The right to notice instead comes later, after the arrest has occured. A person arrested must be given a probable cause hearing, ordinarily within 48 hours of their arrest. See County of Riverside v. McLaughlin, 500 U.S. 44 (1991). The government will have to inform the suspect of the reason for arrest then, as the government has to establish probable cause based on a specific offense. Statutes provide for additional notice of the nature of the charge and the maximum penalty at that time, as well. See, e.g., Fed. R. Crim. Pro. 5.

I should add that this is the federal rule, and as far as I know most states follow it as well. However, there may be some states that have a statute or state constitutional rule requiring or encouraging notice of the crime of arrest at the time of arrest. If so, I hope commenters will point them out in the comment thread.

Finally, although it’s not directly at issue in the Eltahawy arrest, it might be helpful to point out a similarly widespread but mistaken belief that officers must read arrestees their Miranda rights. There is no right to be read Miranda rights on arrest. Miranda merely impacts what statements are admissible in response to police questioning after arrest or its functional equivalent. If the police don’t want to question the person, or if they want to question the person but either don’t want to use the statements at trial or they think one of many exceptions to Miranda will apply, they are free not to read the suspect Miranda rights. See generally Chavez v. Martinez, 538 U.S. 760 (2003).

Anyway, it’s probably not so surprising that Eltahawy misunderstands her constitutional rights.  As the video shows, she also seems to think she has a First Amendment right to vandalize the private property of others that carries a message she opposes.  (!) But I thought I would leave the First Amendment issue to others, and just focus on the rights at arrest.

UPDATE: It turns out that New York state law does have a statutory notice requirement, but it’s somewhat unclear if it applies when the officer catches the suspect in the act.

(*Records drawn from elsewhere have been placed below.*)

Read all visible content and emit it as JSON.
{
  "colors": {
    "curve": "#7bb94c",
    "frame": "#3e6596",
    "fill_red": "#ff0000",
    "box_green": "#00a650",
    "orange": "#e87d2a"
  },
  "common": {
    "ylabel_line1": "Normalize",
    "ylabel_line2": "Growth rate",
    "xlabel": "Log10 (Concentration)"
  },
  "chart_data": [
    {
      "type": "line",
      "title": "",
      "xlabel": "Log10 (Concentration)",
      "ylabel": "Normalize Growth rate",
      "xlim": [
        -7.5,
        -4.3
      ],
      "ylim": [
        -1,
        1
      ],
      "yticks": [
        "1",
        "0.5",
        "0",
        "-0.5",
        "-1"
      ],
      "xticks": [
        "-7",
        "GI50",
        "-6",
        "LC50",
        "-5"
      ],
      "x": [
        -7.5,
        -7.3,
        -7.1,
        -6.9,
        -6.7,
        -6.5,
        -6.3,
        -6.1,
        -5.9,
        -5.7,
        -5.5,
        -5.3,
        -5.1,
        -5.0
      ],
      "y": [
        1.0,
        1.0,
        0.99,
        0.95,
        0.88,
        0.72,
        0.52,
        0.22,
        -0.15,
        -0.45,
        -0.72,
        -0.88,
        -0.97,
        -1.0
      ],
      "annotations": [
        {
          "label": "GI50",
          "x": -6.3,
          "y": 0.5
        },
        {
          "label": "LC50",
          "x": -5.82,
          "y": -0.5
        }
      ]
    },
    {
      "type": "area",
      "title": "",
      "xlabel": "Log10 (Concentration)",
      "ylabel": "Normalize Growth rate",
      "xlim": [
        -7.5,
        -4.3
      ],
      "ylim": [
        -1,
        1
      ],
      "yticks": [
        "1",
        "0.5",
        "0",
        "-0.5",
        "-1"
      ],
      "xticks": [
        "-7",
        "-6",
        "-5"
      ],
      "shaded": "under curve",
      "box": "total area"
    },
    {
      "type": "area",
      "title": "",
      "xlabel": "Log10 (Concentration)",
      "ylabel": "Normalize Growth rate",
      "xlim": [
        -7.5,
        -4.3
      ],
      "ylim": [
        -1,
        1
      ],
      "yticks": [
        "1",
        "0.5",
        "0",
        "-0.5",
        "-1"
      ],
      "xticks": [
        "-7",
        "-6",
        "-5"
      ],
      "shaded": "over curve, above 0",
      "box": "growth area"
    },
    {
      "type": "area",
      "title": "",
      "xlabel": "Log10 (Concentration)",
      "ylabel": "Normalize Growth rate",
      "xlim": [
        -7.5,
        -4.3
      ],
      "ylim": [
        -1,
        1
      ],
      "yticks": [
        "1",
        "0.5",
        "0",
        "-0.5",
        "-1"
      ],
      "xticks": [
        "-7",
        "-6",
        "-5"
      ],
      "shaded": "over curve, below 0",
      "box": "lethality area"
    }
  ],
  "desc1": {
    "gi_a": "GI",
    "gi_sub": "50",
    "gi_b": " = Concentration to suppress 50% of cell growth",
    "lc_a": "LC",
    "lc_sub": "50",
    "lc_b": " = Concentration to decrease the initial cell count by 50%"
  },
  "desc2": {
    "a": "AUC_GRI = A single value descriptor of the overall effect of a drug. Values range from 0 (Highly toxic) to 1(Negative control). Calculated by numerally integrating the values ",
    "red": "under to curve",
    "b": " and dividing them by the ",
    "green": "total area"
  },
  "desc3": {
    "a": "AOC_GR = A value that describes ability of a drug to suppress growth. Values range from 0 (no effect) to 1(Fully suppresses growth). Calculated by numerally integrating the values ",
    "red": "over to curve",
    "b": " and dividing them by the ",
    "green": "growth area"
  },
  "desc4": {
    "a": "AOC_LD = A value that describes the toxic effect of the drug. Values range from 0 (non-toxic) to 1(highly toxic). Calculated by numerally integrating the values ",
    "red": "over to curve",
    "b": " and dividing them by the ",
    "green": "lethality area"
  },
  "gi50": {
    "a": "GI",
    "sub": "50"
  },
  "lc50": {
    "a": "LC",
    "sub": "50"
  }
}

The general notice requirement is found in N.Y. CPL. LAW § 140.15:

The arresting police officer must inform such person of his authority and purpose and of the reason for such arrest unless he encounters physical resistance, flight or other factors rendering such procedure impractical.

The uncertainty as to whether it applies here follows from its history. Section 140.15 is an updated version of the former Code of Criminal Procedure § 180, which had an explicit exception when the defendant was arrested in the actual commission of the crime. New York courts reasoned that this made sense because a person arrested in the middle of a crime “is fully aware of what he is doing and why he is being taken into custody.” Squadrito v. Griebsch, 1 N.Y.2d 471, 474 (1956). The circumstances created an implied notice. See People v. Coffey, 12 N.Y.2d 443, 453, 240 N.Y.S.2d 721, 191 N.E.2d 263 (1963) (where a defendant was arrested for speeding but not informed of the reason for arrest, there is no requirement of notice because “on the whole picture [the person arrested] had for our present purposes sufficient notice as to the cause for his capture and detention”). The updated version of the statute was passed without commentary, and there is some uncertainty as to whether the new version was meant to incorporate the caselaw on the earlier version on the theory that the person has implied notice as to the reason of their arrest if they are caught in the act. People v. Henry, 152 Misc.2d 848, 579 N.Y.S.2d 565 (N.Y.Sup. 1991). If any New York practitioners know more of the details, please send them on.